Oui, on peut raconter une même histoire de bien des
façons différentes, en écrivant bien sûr, mais aussi
en parlant, en pleurant, en chantant ou même en dansant. Et même
en dansant de façons différentes. De là une proposition
chorégraphique. D’où s’écouleraient les mots sans les dire
le long du corps du fond de l’âme.
Pour Katya Montaignac, « "Raymond",
c’est Raymond Queneau, en hommage aux Exercices de style qui consistent
à relater une même anecdote sous divers registres narratifs.
C’est pourquoi j’ai cherché à écrire une chorégraphie
extrêmement basique, aussi inintéressante que peut l’être
la trame narrative des Exercices. Dans l’œuvre de Queneau, ce
n’est plus l’histoire ni son contenu qui importe mais la façon de la
raconter. Raymond suit un principe identique : une série
d’individus interprète successivement, en solo, une même structure
chorégraphique. L’intérêt est que chacun investisse le
solo en fonction de sa personnalité et choisisse ses propres partis
pris esthétiques ainsi que son environnement sonore. C’est pourquoi,
outre une variation sur le même thème, Raymond présente
une série de portraits ».
C’est ainsi que nous vîmes se succéder sur
scène un certain nombre d’« individus », danseurs
amateurs ou professionnels, tous venus raconter la même « histoire »

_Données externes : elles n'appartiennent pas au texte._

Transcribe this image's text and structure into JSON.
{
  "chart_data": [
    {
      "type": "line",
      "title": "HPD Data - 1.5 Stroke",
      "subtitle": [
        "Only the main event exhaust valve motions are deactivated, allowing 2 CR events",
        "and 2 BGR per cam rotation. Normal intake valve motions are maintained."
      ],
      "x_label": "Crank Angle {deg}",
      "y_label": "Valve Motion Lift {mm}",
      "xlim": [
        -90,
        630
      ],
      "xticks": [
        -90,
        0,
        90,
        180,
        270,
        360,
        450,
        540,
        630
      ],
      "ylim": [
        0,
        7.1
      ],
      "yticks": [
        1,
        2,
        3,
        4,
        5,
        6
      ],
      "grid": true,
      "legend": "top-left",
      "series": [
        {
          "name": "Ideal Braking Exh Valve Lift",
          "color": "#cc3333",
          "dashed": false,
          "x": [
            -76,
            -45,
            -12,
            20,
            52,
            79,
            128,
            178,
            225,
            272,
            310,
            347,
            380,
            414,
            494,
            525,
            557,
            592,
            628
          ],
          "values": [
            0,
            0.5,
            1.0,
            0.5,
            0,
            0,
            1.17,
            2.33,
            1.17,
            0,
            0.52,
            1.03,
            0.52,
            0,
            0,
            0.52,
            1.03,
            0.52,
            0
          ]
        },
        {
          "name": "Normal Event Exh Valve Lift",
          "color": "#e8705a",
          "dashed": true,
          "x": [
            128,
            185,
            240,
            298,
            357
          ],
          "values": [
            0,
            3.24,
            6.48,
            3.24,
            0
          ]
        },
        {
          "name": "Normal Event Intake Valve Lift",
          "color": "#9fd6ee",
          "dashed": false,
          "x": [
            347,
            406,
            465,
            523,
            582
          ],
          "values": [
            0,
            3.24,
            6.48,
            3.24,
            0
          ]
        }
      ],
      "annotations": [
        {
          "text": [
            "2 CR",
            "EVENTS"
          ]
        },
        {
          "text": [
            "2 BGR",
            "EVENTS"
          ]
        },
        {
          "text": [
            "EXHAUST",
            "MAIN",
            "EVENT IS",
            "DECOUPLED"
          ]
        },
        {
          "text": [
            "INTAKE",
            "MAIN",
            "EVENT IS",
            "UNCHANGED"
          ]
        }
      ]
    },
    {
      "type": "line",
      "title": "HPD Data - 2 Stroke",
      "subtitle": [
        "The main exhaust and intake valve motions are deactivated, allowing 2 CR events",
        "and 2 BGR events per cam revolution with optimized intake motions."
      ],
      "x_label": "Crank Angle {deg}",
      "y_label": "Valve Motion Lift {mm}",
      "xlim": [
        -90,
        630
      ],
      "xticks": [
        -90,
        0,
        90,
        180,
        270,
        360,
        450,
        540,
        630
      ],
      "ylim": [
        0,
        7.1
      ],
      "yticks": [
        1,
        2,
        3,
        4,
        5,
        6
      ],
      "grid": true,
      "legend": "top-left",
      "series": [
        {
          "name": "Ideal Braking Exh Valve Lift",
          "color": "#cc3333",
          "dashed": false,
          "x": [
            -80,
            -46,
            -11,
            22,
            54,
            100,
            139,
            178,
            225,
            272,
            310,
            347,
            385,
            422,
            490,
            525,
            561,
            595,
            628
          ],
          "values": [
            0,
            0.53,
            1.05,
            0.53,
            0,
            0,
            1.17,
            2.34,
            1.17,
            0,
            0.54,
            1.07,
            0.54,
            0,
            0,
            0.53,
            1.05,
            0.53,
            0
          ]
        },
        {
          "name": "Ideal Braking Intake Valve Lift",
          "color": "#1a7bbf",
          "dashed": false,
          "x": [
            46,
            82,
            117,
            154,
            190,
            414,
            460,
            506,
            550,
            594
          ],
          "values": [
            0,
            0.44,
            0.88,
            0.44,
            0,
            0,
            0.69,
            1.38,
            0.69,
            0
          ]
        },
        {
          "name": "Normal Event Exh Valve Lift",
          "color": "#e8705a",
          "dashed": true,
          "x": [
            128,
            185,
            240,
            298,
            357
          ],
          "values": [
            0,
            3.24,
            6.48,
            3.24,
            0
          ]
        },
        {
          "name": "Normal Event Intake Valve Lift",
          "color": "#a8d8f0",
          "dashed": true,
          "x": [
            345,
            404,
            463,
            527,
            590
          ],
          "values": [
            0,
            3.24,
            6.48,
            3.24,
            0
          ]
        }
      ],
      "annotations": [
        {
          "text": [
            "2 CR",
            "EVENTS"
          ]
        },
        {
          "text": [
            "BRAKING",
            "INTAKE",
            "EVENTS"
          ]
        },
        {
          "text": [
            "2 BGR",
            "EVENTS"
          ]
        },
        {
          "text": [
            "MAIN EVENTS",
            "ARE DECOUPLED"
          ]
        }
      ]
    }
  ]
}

chorégraphique selon leur propre rythme, leur propre émotion,
leur propre sensualité. Chacun offrant courageusement au public rien
de moins que sa personnalité. L’ouverture du spectacle fut faite ce
soir-là par le Docteur Lydia
Schenker, médecin psychiatre, qui avait choisi comme « environnement
sonore » une cassette de entretiens de Jacques Lacan et Marcel
Czermak sur France-Culture. Tour à tour s'exprimèrent Maud
Legueult, professeur de danse contemporaine, Marianne
Miel, « polyvalente et prêt à tout »,
Coralie Bougier,
« Bretonne », Leslie
Cottreel, dentiste, Alaa Szendy-El-Kurdi, assistante de recherche à
l’ESSEC, Valentin
Ferenczi, mathématicien, et bien d’autres, sur des musiques aussi
variées que celles de Nat King Cole, Bela Bartok, Leonard Cohen, NTM
ou Jean-Sébastien Bach… Chacun dressant son autoportrait en graçon
manqué, sportive, rêveur, féline, ou danseur classique.
Tous les âges sont représentés dans la troupe, du retraité
Michel Potier
à l'élève de CM1 Cyrine, qui aime se dépeindre en Zazie. Après la série
de portraits, un final qui réunit sur scène tous les protagonistes
pour une répétition simultanée de leur interprétation
donne l’image d'une société cacophonique, où chacun cohabiterait
tout en restant enfermé dans l’univers qui est le sien. Ce(s) dernier(s)
« solo(s) » prend (ou prennent) une tournure apocalyptique.
Katya Montaignac avoue qu’elle voulait au départ
réaliser son spectacle seulement avec des danseurs amateurs, pensant
à tort, selon nous que la technique des professionnels
serait un frein au dévoilement de leur personnalité. Est-ce
à dire qu’un artiste accompli ne transcende pas la technique pour s’exprimer ?
Que le travail du style est un frein à l’expression ? En tout
cas, cette idée que le "métier" nuit à la fraîcheur
de l’art est pour le coup bien peu quenienne. Et c’est encore un euphémisme
que de dire que Queneau se souciait peu de dévoiler sa personnalité.
Aussi bien tous les styles des Exercices sont-ils fourbis par le seul et même
auteur, dont ils constituent une série de masques successifs. Mais
l’hommage a ses limite et si Katya Montaignac, pour qui la spontanéité
de l’expression semble une valeur, s’est bel et bien inspirée de Queneau,
ses intentions n'étaient visiblement pas les mêmes que celles
du futur fondateur de l'Oulipo. Or, si l’on considère le projet pour
lui-même, on ne peut que saluer l’idée astucieuse, le caractère
inventif et expérimental, la forte personnalité de cette jeune
compagnie créée en 1995 par le chorégraphe Vincent
Lahache, l’originalité du spectacle enfin, qui, de quelque manière
que ce soit, surprend et force à une réflexion sur l’expression
artistique.
La formule est modulable et le spectacle a une durée
variable selon le nombre d’interprètes. C’est au théâtre
Clavel, à Belleville, dans une petite salle d’une centaine de places,
toutes occupées, que nous avons vu le spectacle de la
compagnie La Gorgone. Depuis, elle l’a repris plus
de quinze fois et le nombre d’interprètes a atteint trente
personnes. Espérons qu’elle le reprenne encore souvent.